Can things said in mediation be used in court?

Generally, no. Mediation communications are privileged and inadmissible in court. Florida law prevents participants from testifying about what was said during sessions, ensuring parties can negotiate freely without fear that their statements will be used as evidence.

What are the exceptions to mediation confidentiality in Florida?

Florida law mandates five primary exceptions: threats of bodily harm, mandatory reporting of child/elder abuse, communications used to plan or commit a crime, professional malpractice claims, and proceedings to void an agreement due to fraud or coercion.

Can a mediator be subpoenaed to testify in Florida?

Under the principle of mediator immunity, Florida mediators are statutorily prohibited from testifying about communications during mediation. Courts generally uphold this privilege to maintain the mediator’s role as a neutral, third-party facilitator during dispute resolution.

Is a signed mediation agreement confidential in Florida?

Unless the parties explicitly include a confidentiality clause in the document, a signed mediation settlement agreement is not confidential. Courts must be able to view and verify the executed agreement to enforce it.

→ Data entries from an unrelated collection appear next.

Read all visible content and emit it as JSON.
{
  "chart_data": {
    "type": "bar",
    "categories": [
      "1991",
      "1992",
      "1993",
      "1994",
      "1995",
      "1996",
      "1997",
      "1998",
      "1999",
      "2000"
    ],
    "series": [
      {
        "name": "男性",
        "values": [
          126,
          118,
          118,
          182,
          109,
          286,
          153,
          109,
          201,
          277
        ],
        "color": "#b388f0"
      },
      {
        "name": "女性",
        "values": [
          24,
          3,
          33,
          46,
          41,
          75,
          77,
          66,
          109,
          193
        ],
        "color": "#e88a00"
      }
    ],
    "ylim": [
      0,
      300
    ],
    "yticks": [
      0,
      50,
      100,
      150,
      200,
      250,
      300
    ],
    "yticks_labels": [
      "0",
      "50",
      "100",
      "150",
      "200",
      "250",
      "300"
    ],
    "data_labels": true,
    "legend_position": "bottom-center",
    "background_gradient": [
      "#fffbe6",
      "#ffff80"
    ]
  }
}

When does mediation confidentiality begin in Florida?

Mediation confidentiality begins the moment a party contacts a mediator or provider to initiate the process. It extends to all pre-mediation communications made in furtherance of the mediation, as well as every formal session thereafter.

Can I sue someone for breaking mediation confidentiality?

Yes. Under Florida Statute § 44.406, you can seek equitable relief, compensatory damages, and attorney fees if a participant knowingly and willfully discloses protected communications. Violators may also face court sanctions in court-ordered mediation cases.

Does discovery information become confidential if used in mediation?

No. Information that is otherwise admissible or subject to discovery—such as bank statements or pre-existing contracts—does not become confidential simply by being discussed in mediation. You cannot “hide” evidence by introducing it during a session.